Tuesday, April 21, 2026

Coq au Vin

I've made coq au vin several times in the past but decided to up my game a little tonight and do things a bit more properly. I looked at a couple recipes including one from the great Julia Child and went to work.

Leslie bought a giant combo pack of drumstick/thigh sections at Frazier Farms yesterday. Hmm, the Le Creuset stockpot or the dutch oven? I went with the latter. It is a little heavier and heats and sears a bit better.

First thing I did is cut up five bacon strips from Hemplers, our favorite, and cooked them at the bottom of the dutch oven until almost crispy.

I pulled them out and reserved them to a paper towel covered plate for later. 

I then browned and seared the seasoned chicken in the bacon fat, finally pulling them out and putting them on a platter to sit too.

I added a splash of marsala and deglazed the bottom of the blackened bits, not having any cognac readily on hand. 

We don't do onion but I added onion powder and then six cloves of garlic. 

Thirty second cook down.

Chopped up three carrots and put them aside for later too. 

I added three cups of cabernet sauvignon and three cups of chicken bone broth. 

I also added thyme, balsamic vinegar, a touch of sugar, salt, pepper, tomato paste and a bay leaf and brought it all to a boil.

While it was simmering I sautéed mushrooms in a skillet and reserved them as well.

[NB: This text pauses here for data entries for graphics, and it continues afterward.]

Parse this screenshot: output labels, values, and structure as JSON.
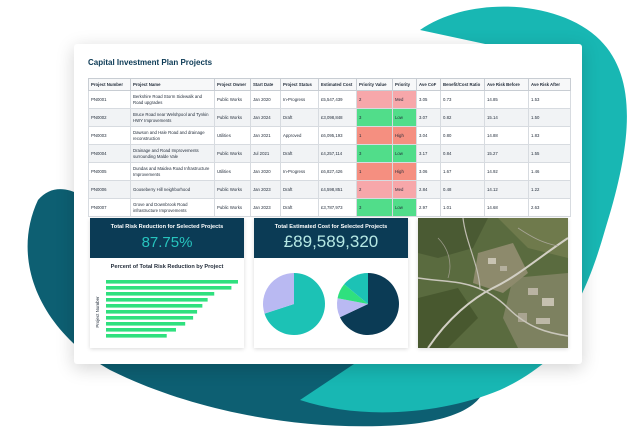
{
  "dashboard": {
    "title": "Capital Investment Plan Projects"
  },
  "table": {
    "columns": [
      "Project Number",
      "Project Name",
      "Project Owner",
      "Start Date",
      "Project Status",
      "Estimated Cost",
      "Priority Value",
      "Priority",
      "Ave CoF",
      "Benefit/Cost Ratio",
      "Ave Risk Before",
      "Ave Risk After"
    ],
    "rows": [
      {
        "number": "PN0001",
        "name": "Berkshire Road Storm Sidewalk and Road upgrades",
        "owner": "Public Works",
        "start": "Jan 2020",
        "status": "In-Progress",
        "cost": "£5,547,439",
        "pvalue": "2",
        "priority": "Med",
        "cof": "3.05",
        "bcr": "0.73",
        "before": "14.85",
        "after": "1.53"
      },
      {
        "number": "PN0002",
        "name": "Bruce Road near Welshpool and Tynkin HWY Improvements",
        "owner": "Public Works",
        "start": "Jan 2024",
        "status": "Draft",
        "cost": "£3,098,848",
        "pvalue": "3",
        "priority": "Low",
        "cof": "3.07",
        "bcr": "0.82",
        "before": "15.14",
        "after": "1.50"
      },
      {
        "number": "PN0003",
        "name": "Dawson and Hale Road and drainage reconstruction",
        "owner": "Utilities",
        "start": "Jan 2021",
        "status": "Approved",
        "cost": "£6,095,193",
        "pvalue": "1",
        "priority": "High",
        "cof": "3.04",
        "bcr": "0.80",
        "before": "14.88",
        "after": "1.83"
      },
      {
        "number": "PN0004",
        "name": "Drainage and Road Improvements surrounding Malde Vale",
        "owner": "Public Works",
        "start": "Jul 2021",
        "status": "Draft",
        "cost": "£4,257,114",
        "pvalue": "3",
        "priority": "Low",
        "cof": "3.17",
        "bcr": "0.84",
        "before": "15.27",
        "after": "1.55"
      },
      {
        "number": "PN0005",
        "name": "Dundas and Maidea Road Infrastructure Improvements",
        "owner": "Utilities",
        "start": "Jan 2020",
        "status": "In-Progress",
        "cost": "£6,827,426",
        "pvalue": "1",
        "priority": "High",
        "cof": "3.06",
        "bcr": "1.67",
        "before": "14.92",
        "after": "1.46"
      },
      {
        "number": "PN0006",
        "name": "Gooseberry Hill neighborhood",
        "owner": "Public Works",
        "start": "Jan 2023",
        "status": "Draft",
        "cost": "£4,598,851",
        "pvalue": "2",
        "priority": "Med",
        "cof": "2.84",
        "bcr": "0.48",
        "before": "14.12",
        "after": "1.22"
      },
      {
        "number": "PN0007",
        "name": "Grove and Downbrook Road infrastructure Improvements",
        "owner": "Public Works",
        "start": "Jan 2023",
        "status": "Draft",
        "cost": "£3,787,973",
        "pvalue": "3",
        "priority": "Low",
        "cof": "2.97",
        "bcr": "1.01",
        "before": "14.68",
        "after": "2.63"
      }
    ]
  },
  "priority_colors": {
    "1": "#f58f80",
    "2": "#f7a7aa",
    "3": "#51dd8a"
  },
  "panels": {
    "risk": {
      "title": "Total Risk Reduction for Selected Projects",
      "value": "87.75%"
    },
    "cost": {
      "title": "Total Estimated Cost for Selected Projects",
      "value": "£89,589,320"
    }
  },
  "chart_data": [
    {
      "type": "bar",
      "orientation": "horizontal",
      "title": "Percent of Total Risk Reduction by Project",
      "ylabel": "Project Number",
      "values": [
        100,
        95,
        82,
        77,
        73,
        69,
        66,
        60,
        53,
        46
      ],
      "color": "#2fe07e"
    },
    {
      "type": "pie",
      "slices": [
        {
          "value": 70,
          "color": "#1cc2b5"
        },
        {
          "value": 30,
          "color": "#b9b9f2"
        }
      ]
    },
    {
      "type": "pie",
      "slices": [
        {
          "value": 68,
          "color": "#0b3b55"
        },
        {
          "value": 10,
          "color": "#b9b9f2"
        },
        {
          "value": 8,
          "color": "#2fe07e"
        },
        {
          "value": 14,
          "color": "#1cc2b5"
        }
      ]
    }
  ]
}
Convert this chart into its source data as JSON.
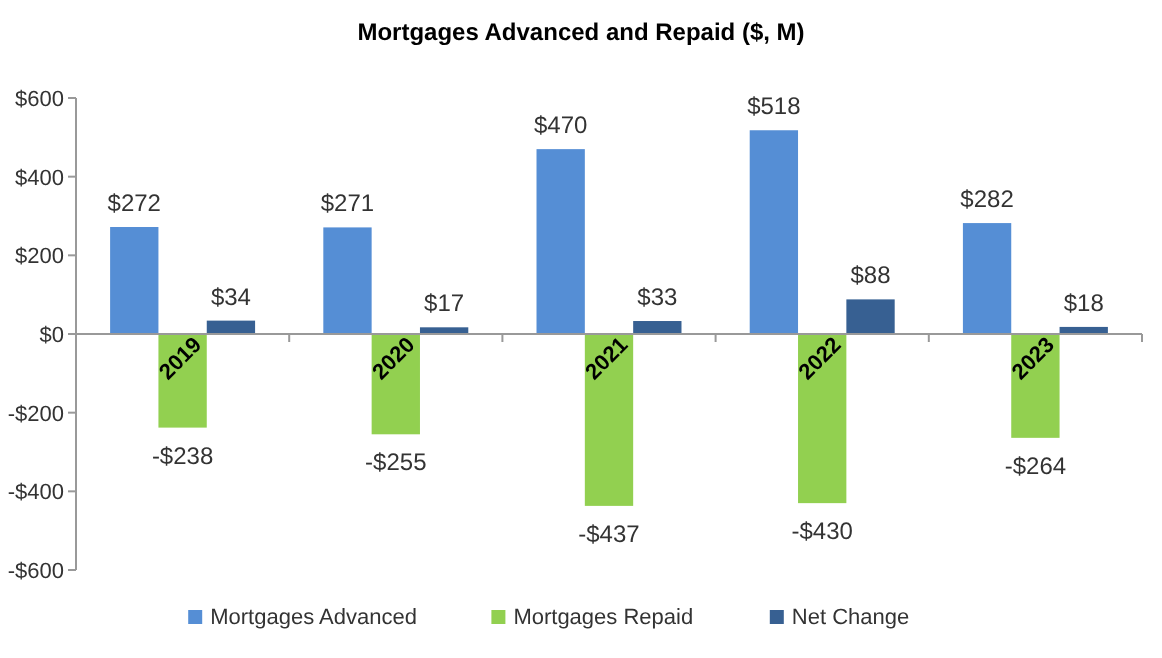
{
  "chart_data": {
    "type": "bar",
    "title": "Mortgages Advanced and Repaid ($, M)",
    "categories": [
      "2019",
      "2020",
      "2021",
      "2022",
      "2023"
    ],
    "series": [
      {
        "name": "Mortgages Advanced",
        "color": "#558ed5",
        "values": [
          272,
          271,
          470,
          518,
          282
        ],
        "value_labels": [
          "$272",
          "$271",
          "$470",
          "$518",
          "$282"
        ]
      },
      {
        "name": "Mortgages Repaid",
        "color": "#92d050",
        "values": [
          -238,
          -255,
          -437,
          -430,
          -264
        ],
        "value_labels": [
          "-$238",
          "-$255",
          "-$437",
          "-$430",
          "-$264"
        ]
      },
      {
        "name": "Net Change",
        "color": "#376092",
        "values": [
          34,
          17,
          33,
          88,
          18
        ],
        "value_labels": [
          "$34",
          "$17",
          "$33",
          "$88",
          "$18"
        ]
      }
    ],
    "ylim": [
      -600,
      600
    ],
    "yticks": [
      {
        "value": -600,
        "label": "-$600"
      },
      {
        "value": -400,
        "label": "-$400"
      },
      {
        "value": -200,
        "label": "-$200"
      },
      {
        "value": 0,
        "label": "$0"
      },
      {
        "value": 200,
        "label": "$200"
      },
      {
        "value": 400,
        "label": "$400"
      },
      {
        "value": 600,
        "label": "$600"
      }
    ],
    "grid": false,
    "legend": "bottom"
  }
}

I added my chicken and carrots back to the pot to simmer and started on the beurre manié


This is a traditional french sauce thickener made by combining flour and warmed butter and making a mash with it.

I pulled the chicken and carrots out one more time and slowly stirred in the beurre manié


I then strained the entire sauce into a mixing bowl so that I could get a clear reduction. 

This is the step I usually skip.

My chef friend Melissa guilted me into doing it the right way for once.

Thanks Missy!

I added the chicken back in and let it simmer. 

Leslie came home and made polenta. 

Right before I plated I added the bacon and mushrooms back into the mix and it was time to eat.

Wish I had fresh thyme but I did not.



Leslie absolutely loved the meal, all the praise I require.

Lot of work, lots of extra dishes to clean but worth it.